Ridley Scotts neuer Film basiert auf Sara Gay Fordens Buch »The House of Gucci: A Sensational Story of Murder, Madness, Glamour, and Greed«. Dem großen alten Herrn des Kinos geht es dabei offensichtlich nicht um den Zerfall der Familie, oder die brisante Geschichte einer Ehe. Das finale Verbrechen ist nicht Kern des Filmes und auch der Rhythmus des Modezirkus, seine Strategien, die Entstehung von Kollektionen, die Präsentationen, interessieren ihn nur, soweit sie die Handlung vorantreiben.

Scotts Focus ist ganz und gar der Faszination gewidmet, die allein von diesem Namen, von der Marke ausgeht -  G u c c i. Lady Gaga spielt die irre Freude der Patricia Reggiani, ihren Stolz darauf, Patrizia Gucci zu heißen, den Rausch am gesellschaftlichen Aufstieg unwiderstehlich ansteckend und überzeugend. Adam Driver als Maurizio Gucci steigert diese Wirkung, in dem er sich durch die Szenen schweigt, elegant gewandet und riesig bebrillt - eine Augenweide. 

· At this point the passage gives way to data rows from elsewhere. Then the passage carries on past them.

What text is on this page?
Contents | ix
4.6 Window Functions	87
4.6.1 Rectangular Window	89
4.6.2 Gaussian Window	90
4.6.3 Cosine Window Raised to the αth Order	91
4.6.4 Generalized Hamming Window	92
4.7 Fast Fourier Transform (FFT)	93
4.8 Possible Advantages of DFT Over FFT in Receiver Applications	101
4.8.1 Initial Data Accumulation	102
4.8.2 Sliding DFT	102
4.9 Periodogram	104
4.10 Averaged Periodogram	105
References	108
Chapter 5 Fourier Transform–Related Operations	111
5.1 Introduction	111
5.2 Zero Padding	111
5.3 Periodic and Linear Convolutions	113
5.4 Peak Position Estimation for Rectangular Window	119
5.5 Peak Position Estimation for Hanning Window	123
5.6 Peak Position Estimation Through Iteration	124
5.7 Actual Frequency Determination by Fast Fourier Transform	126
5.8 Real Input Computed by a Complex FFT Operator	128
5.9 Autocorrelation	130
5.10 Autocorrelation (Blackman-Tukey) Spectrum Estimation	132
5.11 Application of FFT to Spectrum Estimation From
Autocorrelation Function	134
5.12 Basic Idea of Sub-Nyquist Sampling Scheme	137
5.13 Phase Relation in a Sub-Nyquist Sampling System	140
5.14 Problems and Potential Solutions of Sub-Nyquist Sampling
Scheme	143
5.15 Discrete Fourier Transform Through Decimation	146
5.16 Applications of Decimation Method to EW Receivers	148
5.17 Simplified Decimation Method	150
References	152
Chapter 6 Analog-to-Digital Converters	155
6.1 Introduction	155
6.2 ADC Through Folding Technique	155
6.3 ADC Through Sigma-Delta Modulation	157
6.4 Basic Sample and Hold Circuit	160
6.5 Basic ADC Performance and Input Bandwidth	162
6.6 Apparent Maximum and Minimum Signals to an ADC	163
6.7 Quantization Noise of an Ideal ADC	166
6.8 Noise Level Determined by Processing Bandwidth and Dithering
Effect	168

Das Overacting der einen und das Understatement des anderen erzeugen ein schönes Spannungsfeld. Ähnlich kontrastreich agieren Al Pacino und Jared Leto als Vater und Sohn Gucci. Leto, noch um ein paar Abgedrehtheitswindungen reicher als gewohnt, gibt den schrillen Modeclown, Al Pacino den Modepaten. Mafia findet zwar nicht statt, ist aber dennoch im Hinterkopf, weil man bei Pacino einfach nicht umhin kann, Mafia mitzudenken. Ridley Scott zitiert en masse klassische Filmeinstellungen und so ist »House of Gucci« vor allem ein Film über den Glamour des Kinos, der dem Publikum das Gefühl zu geben vermag, es sei Teil dieser glitzernden Welt. Dank der eleganten Bildregie und der superben Ausstattung vergehen die zweieinhalb Stunden, die er sich für seine Gucci-Operette nimmt, extrem kurzweilig. 

Grit Dora

 

Contra

Es ist wie im wahren Leben, es zählen: Marke, Marke und nochmals Marke. Die Klammer unserer modernen globalisierten Wirtschaft vereint Milliarden Konsumente und noch mehr Milliarden armen Schlucker, die sich kaum die tägliche Mahlzeit leisten können, unter dem Baldachin der entfesselten Wirtschaftskraft. Ob Mode, Computer, Autos – zahllose Markenartikel sind die Perlen der Börsen und treiben das Wachstum an. Jeder will dazugehören. Ähnlich im Kino, globalisierungsaffine Inszenierungen mit tollen Marken versprechen sprudelnde Einnahmen und öffentliche Wertschätzung.
Beste Voraussetzungen dafür bot das Skandalbuch über das europäische Juwel der Luxusindustrie „The House of Gucci“ von Sara Gay Forden. Ridley Scott verfilmt es für den amerikanischen Major und besetzt es mit einem hochkarätigem Ensemble: Größter Coup dabei – Lady GaGa und Al Pacino in den tragenden Rollen. An deren Seite dürfen Salma Hayek, Adam Driver, Jeremy Irons und Jared Leto u.v.a. glänzen. 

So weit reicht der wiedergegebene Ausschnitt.